Site-to-Site VPN Connection

This diagram demonstrates a site-to-site VPN connection between an Amazon VPC and a corporate data center. It showcases the secure channel established between the two, enabling the seamless exchange of data. The diagram provides a visual representation of the VPC, corporate data center, and the VPN tunnel connecting them, emphasizing the secure and direct communication between the two environments.

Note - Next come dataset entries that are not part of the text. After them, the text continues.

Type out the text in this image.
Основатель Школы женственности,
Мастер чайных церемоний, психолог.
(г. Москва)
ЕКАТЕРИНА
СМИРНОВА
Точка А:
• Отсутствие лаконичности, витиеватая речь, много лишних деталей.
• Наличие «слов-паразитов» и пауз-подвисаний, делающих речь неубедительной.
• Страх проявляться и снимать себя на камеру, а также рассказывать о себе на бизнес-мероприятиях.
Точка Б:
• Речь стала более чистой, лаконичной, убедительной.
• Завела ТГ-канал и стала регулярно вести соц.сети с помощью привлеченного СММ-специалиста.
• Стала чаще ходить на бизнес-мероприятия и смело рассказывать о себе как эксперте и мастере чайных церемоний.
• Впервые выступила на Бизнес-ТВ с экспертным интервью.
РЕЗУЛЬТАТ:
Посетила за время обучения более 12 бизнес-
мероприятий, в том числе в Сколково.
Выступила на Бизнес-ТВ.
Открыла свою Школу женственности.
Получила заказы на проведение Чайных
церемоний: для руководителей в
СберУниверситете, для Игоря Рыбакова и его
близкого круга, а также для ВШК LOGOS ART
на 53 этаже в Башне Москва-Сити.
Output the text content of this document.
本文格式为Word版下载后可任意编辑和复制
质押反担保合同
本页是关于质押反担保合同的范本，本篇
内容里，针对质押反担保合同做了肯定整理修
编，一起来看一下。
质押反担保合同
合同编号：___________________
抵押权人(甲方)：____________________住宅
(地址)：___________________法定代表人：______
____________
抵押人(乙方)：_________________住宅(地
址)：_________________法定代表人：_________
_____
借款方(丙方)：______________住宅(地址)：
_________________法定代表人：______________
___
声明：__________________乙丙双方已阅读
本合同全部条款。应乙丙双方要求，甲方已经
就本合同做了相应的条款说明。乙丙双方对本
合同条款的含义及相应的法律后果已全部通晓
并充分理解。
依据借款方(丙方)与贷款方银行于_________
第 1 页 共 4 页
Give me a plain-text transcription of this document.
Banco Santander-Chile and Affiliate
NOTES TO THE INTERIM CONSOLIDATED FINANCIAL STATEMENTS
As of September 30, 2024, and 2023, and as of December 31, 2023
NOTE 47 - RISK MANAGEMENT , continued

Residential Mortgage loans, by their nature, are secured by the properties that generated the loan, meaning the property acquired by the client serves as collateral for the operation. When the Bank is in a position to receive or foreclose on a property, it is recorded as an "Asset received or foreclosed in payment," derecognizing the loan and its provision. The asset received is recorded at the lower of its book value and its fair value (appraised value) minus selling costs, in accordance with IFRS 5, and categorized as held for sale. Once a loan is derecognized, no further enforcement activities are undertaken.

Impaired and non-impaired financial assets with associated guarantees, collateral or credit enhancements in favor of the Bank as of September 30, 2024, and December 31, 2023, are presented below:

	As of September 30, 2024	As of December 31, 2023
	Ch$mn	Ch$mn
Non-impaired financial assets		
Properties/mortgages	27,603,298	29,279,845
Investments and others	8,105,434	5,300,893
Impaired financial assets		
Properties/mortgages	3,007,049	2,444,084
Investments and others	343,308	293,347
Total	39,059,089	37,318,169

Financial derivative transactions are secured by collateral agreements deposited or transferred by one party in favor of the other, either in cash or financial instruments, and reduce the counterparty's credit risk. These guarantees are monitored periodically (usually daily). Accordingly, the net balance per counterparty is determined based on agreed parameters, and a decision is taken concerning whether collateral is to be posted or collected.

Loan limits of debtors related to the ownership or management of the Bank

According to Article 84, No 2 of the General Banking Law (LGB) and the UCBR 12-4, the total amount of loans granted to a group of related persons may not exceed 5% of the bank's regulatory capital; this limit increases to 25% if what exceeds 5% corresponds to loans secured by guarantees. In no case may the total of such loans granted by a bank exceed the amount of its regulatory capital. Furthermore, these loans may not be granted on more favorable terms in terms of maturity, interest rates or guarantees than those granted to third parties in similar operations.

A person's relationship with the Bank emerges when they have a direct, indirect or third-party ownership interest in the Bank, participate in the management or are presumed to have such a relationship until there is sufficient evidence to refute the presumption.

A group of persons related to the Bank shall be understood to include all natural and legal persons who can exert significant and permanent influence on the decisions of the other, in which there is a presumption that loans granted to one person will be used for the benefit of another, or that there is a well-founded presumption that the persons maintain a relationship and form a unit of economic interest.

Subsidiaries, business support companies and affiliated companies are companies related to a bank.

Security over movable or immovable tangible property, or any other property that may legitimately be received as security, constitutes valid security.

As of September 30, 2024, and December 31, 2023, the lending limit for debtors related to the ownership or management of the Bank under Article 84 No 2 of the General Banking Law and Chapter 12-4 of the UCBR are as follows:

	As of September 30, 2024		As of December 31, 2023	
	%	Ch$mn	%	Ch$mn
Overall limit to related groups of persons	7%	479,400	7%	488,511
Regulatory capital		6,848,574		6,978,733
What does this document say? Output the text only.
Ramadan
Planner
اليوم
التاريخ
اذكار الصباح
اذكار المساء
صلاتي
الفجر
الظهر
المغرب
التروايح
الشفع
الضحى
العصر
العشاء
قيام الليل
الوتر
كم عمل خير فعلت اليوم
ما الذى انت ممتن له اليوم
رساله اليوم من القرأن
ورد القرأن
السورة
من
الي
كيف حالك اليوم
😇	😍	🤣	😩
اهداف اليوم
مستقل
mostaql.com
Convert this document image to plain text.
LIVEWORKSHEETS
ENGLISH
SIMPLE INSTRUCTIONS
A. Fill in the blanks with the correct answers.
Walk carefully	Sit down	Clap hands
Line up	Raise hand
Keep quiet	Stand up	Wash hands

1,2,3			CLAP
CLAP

Amazon EKS and Worker Nodes

This diagram illustrates a straightforward setup of an Amazon Elastic Kubernetes Service (EKS) environment with worker nodes represented by EC2 instances. The worker nodes are deployed in private subnets to enhance security. To enable Secure Shell (SSH) access to these nodes, a bastion host is deployed in a public subnet. The diagram provides a visual representation of the network architecture, showcasing the segregation of resources and the utilization of a bastion host for secure remote access to the worker nodes.

Linux Bastion Host

The diagram above presents a basic setup of a Linux bastion host environment. The bastion host serves as a secure gateway to allow Secure Shell (SSH) access to EC2 instances that are deployed in private subnets. By employing the bastion host, administrators can securely access and manage the private EC2 instances without exposing them directly to the public internet. This design enhances the overall security of the architecture while providing a convenient and controlled method for remote access to the private EC2 instances.

EFS File System and EFS Mount Targets

The diagram illustrates an example of a VPC (Virtual Private Cloud) setup with an EFS (Elastic File System) file system. The EFS file system is connected to specific subnets through EFS mount targets, allowing EC2 instances in those subnets to access the shared file storage. Additionally, a bastion host is included in the architecture to enable Secure Shell (SSH) access to the EC2 instances located in the private subnets. The bastion host acts as a secure entry point for administrators to securely connect to and manage the private EC2 instances. This configuration ensures secure access to resources within the VPC while facilitating efficient file storage and management using the EFS file system.

VPC Endpoint Gateway

The diagram provides an example of a VPC (Virtual Private Cloud) configuration with an VPC endpoint gateway. When an VPC endpoint gateway is created, it is associated with a specific route table within the VPC. In the diagram, the instance located in the public subnet 10.0.2.0/24 can access Amazon S3 directly through the endpoint gateway. On the other hand, the instances in the second public subnet also have access to S3, but their requests will be routed through the internet gateway.